S’opposer à ce type de « clauses sociales » n’implique pas un rejet principiel de toute mesure légale. Ainsi, on pourrait imposer aux multinationales, dans le pays où se trouve la maison-mère, un code de conduite (comprenant les conventions de l’OIT) obligatoirement applicable dans toutes les filiales du groupe. L’UE malgré l’invocation du “modèle social”, n’est nullement encline d’aller dans ce sens.

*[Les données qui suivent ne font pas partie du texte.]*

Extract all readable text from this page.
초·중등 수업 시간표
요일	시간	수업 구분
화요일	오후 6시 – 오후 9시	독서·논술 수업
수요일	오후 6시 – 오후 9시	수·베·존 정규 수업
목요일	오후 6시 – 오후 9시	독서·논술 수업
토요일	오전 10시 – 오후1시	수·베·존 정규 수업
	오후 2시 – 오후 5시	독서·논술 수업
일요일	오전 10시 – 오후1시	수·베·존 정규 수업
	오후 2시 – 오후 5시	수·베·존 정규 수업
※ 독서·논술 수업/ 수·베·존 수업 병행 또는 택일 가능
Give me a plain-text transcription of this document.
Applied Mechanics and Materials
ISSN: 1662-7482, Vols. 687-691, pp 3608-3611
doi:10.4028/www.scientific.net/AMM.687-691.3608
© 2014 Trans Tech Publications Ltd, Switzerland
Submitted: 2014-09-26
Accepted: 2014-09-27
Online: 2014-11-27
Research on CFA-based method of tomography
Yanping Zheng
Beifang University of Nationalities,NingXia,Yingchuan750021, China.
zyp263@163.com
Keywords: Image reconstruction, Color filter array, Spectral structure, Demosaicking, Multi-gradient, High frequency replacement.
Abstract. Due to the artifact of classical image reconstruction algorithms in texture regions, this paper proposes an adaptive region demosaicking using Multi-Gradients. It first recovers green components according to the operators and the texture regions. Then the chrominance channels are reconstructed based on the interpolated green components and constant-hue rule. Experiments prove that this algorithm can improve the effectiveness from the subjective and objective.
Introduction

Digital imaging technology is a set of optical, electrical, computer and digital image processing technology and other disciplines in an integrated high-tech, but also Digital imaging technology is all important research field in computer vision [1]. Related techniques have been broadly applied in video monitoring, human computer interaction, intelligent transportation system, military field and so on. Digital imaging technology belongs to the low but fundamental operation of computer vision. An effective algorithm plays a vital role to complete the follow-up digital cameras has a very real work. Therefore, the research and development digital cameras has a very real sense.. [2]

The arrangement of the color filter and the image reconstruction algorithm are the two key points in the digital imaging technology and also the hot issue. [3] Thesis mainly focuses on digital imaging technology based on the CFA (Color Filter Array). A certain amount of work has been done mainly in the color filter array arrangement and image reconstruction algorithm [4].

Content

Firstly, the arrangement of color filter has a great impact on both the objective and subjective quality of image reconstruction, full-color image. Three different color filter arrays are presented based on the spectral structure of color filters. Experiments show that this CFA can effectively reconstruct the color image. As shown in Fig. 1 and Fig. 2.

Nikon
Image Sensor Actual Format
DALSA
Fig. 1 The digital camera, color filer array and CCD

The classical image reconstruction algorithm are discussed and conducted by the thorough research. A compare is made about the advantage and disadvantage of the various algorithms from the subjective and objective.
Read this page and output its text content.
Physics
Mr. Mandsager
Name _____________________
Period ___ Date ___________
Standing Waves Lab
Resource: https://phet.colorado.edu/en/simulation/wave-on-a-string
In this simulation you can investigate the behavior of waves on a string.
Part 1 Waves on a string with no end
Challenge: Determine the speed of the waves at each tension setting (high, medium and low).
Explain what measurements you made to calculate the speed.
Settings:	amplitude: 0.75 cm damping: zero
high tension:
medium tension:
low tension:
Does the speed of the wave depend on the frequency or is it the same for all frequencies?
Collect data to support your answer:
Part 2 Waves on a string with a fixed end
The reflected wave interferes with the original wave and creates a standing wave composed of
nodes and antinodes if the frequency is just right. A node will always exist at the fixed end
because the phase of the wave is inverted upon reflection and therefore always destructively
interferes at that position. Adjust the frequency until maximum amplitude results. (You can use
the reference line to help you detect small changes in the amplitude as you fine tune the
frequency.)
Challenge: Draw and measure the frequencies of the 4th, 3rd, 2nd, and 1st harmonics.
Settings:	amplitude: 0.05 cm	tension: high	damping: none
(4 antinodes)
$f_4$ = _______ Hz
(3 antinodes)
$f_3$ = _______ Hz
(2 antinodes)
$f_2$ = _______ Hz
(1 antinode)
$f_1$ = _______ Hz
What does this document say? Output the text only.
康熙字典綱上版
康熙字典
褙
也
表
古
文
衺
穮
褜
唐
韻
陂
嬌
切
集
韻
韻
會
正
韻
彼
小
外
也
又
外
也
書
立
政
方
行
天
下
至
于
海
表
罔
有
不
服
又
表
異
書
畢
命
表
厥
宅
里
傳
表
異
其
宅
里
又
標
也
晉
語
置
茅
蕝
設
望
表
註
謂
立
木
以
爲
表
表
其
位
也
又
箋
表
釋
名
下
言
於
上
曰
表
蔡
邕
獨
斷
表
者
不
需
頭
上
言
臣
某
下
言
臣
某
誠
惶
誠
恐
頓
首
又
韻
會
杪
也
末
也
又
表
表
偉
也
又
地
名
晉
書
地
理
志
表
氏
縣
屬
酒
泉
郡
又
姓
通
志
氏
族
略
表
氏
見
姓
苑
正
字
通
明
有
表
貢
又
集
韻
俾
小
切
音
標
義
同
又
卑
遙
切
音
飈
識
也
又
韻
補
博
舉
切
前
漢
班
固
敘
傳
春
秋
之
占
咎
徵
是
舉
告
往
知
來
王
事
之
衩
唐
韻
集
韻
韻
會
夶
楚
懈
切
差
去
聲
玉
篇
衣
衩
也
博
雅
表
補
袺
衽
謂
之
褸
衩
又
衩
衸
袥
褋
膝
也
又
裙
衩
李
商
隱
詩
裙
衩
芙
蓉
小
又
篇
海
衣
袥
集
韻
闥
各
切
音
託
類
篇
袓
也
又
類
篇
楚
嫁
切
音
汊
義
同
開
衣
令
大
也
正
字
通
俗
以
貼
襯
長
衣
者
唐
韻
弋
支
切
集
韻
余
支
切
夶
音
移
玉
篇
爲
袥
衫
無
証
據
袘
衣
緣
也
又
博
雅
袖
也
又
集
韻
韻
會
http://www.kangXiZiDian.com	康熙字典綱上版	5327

La véritable réponse aux conditions sociales inégales entre classes ouvrières réside dans la solidarité entre les classes ouvrières du Nord et du Sud, en particulier le renforcement du mouvement et syndical dans les pays dépendants. Celui ne devrait pas se limiter à une aide matérielle et organisationnelle, si importante qu’elle soit. Il s’agit de soutenir la lutte pour réaliser les droits sociaux et syndicaux élémentaires. Elles amélioreraient rapidement les conditions de travail au Sud et réduiraient d’autant les facteurs de concurrence « déloyale » au sein du Monde du travail. (Cf les 160 conventions et 170 recommandations, adoptées par l’OIT) : défense de la liberté syndicale et protection du droit syndical ; droit d’organisation et de négociation collective ; âge minimum d’accès au travail ; discrimination, emploi et profession, égalité de rémunération, abolition du travail forcé.

Unité et solidarité des prolétariats du Nord et du Sud

En tant que mouvement de travailleurs/euses, nous n’évacuons pas les contradictions sociales à l’oeuvre au sein des pays du Sud. D’où un devoir particulier de solidarité avec les luttes sociales très difficiles des travailleurs/euses et les pauvres pour leurs revendications sociales immédiates (salaires, emploi, protection sociale, santé et environnement...). Malgré toutes les difficultés, notre perspective reste celle de l’unité nécessaire et possible entre les prolétaires du Nord et du Sud. Certes, il y a entre eux d’importantes différences de niveau de vie et de conditions de travail. Cela ne facilite certainement pas la formation d’une conscience de classe « sans frontières ». Mais ils n’ont pas d’intérêts différents à défendre.

Leurs luttes sont parallèles contre le même ennemi. Le Tiers Monde n’est pas la cause du chômage dans le Nord ; et la richesse du Nord (notamment le niveau de vie des travailleurs) n’est pas la cause de la pauvreté du Tiers Monde. Les travailleurs à bas salaires au Sud ne sont pas responsables du dumping exercé sur les salaires au Nord. Les « hauts » salaires au Nord ne sont pas la cause du non-développemnent au Sud. On peut constater que l’extension du chômage massif au Nord se fait parallèlement à la montée de la misère du Sud. La baisse des niveaux de vie aussi.

La gigantesque redistribution des richesses en cours rend les riches (au Nord et au Sud) plus riches et les « pauvres » (au Nord et au Sud) plus pauvres. Ce n’est pas la réduction des salaires des travailleurs/euses du Nord qui réduirait la misère au Sud. À la globalisation du capitalisme mondialisé, il faut opposer la globalisation de la solidarité. À la stratégie antisociale des multinationales et leurs États, il faut opposer la stratégie anticapitaliste du mouvement ouvrier et social.